普通の痛みじゃないわけ。こればっかしは伝わらないと思うんだけど、妖気? みたいのが刺さるような痛みもプラスされて、とにかく痛いんだよ。あまりの痛さで、俺はついキレちゃって山荒の針を掴んで地面に叩きつけちゃったんだ。

 

――その後なんとか部屋まで誘導したんだけど、なんか切ない感じだったな。

理由は、今のと同じだよ。

山荒のヤツは俺になついてすぐに近寄って来るんだ。俺も段々可愛くなってきたから遊んでやりたいんだけど、ちょっとでも触られると激痛だろ? で、毎回怒りで叩きつけちゃうんだ。

 

ヤマアラシのジレンマって聞いたことあるか?

ヤマアラシ二匹が、寒さを凌ぐ為に寄り添いたいのに、お互いの針が邪魔で近づけない、っていう有名な話だ。

まさにソレだよ。妖怪の山荒でも同じジレンマが起きてる。

この話は大学の時に講師が言ってたんだけど、これには続きがあったんだ。

「――では、実際にヤマアラシはどうしているかと言うと、針の無い頭をくっつけ合って温めあっています」

そうなんだよ。頭には妖怪の山荒も針が無い。だから俺は、山荒がすり寄ってくる度に頭をくっつけてスリスリしてやったんだ。

 

可愛かったぞ。俺の山荒への愛情も日に日に増してった。

スリスリするだけじゃ物足りない。

だから出会って一週間経った頃には、思い切り頭突きしてやってた。

頭突きするとな、キンタマみてぇな体を嬉しそうに震わすんだよ。可愛いだろ?

――でもある日、頭突きした時に「パキ」って音がしたんだ。山荒の頭からだぞ。……で、それが最後になった。
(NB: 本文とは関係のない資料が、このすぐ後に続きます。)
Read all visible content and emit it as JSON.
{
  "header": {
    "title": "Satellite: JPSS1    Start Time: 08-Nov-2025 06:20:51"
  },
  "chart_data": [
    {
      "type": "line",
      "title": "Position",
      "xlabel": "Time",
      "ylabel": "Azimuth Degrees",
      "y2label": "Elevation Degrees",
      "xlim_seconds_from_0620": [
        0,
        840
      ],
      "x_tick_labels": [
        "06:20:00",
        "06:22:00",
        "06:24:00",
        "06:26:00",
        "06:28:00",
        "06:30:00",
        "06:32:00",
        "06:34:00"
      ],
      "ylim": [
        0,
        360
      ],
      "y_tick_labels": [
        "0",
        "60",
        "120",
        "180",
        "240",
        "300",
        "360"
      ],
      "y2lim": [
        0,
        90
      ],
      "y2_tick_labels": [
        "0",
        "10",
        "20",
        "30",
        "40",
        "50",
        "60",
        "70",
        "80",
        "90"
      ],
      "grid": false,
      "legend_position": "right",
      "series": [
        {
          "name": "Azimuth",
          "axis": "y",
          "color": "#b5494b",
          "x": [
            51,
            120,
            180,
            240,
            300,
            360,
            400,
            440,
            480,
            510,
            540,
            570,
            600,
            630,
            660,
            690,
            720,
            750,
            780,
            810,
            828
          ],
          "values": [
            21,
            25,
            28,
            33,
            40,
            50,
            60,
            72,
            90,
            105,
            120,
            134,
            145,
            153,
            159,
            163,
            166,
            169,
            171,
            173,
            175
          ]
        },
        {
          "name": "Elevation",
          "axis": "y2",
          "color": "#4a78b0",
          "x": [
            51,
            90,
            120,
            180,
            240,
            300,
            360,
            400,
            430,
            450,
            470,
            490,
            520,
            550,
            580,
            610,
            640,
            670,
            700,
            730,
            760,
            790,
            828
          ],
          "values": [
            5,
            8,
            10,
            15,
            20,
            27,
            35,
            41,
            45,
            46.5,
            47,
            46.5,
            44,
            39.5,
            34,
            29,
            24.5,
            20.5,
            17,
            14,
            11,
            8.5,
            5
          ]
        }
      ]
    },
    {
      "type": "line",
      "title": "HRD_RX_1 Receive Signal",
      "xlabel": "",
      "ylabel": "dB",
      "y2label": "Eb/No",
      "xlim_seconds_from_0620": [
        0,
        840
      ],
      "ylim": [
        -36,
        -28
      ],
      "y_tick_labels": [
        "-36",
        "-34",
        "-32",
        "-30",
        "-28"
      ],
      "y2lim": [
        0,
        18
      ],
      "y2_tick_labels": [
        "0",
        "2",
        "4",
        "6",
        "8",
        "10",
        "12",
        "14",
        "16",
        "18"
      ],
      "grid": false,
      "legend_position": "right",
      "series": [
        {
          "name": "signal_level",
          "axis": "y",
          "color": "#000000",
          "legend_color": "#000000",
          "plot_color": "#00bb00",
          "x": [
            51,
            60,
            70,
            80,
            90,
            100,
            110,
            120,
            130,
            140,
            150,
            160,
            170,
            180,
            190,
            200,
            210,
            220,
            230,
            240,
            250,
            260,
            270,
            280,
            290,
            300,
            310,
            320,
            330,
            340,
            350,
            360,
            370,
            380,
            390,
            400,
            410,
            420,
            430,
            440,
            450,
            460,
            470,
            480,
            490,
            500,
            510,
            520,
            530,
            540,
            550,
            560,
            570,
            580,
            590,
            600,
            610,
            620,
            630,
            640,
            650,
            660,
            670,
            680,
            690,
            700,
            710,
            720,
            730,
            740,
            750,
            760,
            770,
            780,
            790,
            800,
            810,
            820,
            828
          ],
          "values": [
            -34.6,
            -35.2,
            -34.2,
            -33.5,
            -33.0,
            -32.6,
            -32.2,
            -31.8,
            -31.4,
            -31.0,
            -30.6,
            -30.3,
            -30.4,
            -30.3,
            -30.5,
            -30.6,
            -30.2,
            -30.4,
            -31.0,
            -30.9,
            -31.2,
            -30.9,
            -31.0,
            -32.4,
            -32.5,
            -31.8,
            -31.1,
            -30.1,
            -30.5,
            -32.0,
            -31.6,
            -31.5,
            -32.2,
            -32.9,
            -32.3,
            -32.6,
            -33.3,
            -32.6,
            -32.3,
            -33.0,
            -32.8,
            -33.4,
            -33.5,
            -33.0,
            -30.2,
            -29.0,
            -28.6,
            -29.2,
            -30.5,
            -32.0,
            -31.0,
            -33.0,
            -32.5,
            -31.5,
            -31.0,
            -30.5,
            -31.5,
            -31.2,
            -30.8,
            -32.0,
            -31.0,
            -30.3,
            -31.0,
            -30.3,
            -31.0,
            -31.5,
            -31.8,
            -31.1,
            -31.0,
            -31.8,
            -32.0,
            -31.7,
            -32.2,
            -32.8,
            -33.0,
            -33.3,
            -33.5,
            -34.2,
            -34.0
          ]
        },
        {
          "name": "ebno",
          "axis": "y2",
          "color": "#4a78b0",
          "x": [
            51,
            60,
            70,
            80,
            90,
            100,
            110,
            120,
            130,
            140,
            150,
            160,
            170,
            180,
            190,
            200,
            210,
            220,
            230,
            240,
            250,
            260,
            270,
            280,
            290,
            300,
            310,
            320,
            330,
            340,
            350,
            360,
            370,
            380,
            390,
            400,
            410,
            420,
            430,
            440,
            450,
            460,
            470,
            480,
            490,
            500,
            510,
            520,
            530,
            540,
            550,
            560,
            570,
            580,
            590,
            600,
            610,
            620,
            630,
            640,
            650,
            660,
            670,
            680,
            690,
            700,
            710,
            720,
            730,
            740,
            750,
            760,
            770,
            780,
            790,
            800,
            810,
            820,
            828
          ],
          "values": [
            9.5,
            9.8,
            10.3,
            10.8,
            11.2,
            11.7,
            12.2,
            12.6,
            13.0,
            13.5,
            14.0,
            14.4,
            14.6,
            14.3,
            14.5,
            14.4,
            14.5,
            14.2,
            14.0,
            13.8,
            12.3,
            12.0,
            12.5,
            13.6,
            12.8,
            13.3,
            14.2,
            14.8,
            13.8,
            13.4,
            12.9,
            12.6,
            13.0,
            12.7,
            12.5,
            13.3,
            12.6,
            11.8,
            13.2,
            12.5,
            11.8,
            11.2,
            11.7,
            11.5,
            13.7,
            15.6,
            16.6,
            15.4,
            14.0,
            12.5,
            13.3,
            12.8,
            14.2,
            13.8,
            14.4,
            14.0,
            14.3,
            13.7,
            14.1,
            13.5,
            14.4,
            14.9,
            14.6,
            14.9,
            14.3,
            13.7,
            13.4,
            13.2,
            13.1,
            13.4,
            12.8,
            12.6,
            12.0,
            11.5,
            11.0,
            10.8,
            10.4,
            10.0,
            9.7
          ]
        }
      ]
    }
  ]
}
次の日起きたら山荒は消えてたな。

 

でもな、今までの流れだとそれで怨まれて憑りつかれそうなモンだろ? でも山荒は違ったんだ。多分、アイツも俺のこと好きだったんだろうな。

山荒のジレンマを乗り越えたのに、乗り越えたからこんな事になっちゃったのかも知れない。

やっぱりジレンマはジレンマのままだったのかもな。

 

……今回はオチもクソもねぇぞ。珍しくオセンチになちゃったからな。

みんなも道端でキンタマ拾ったら大切にするんだぞ! じゃあよ。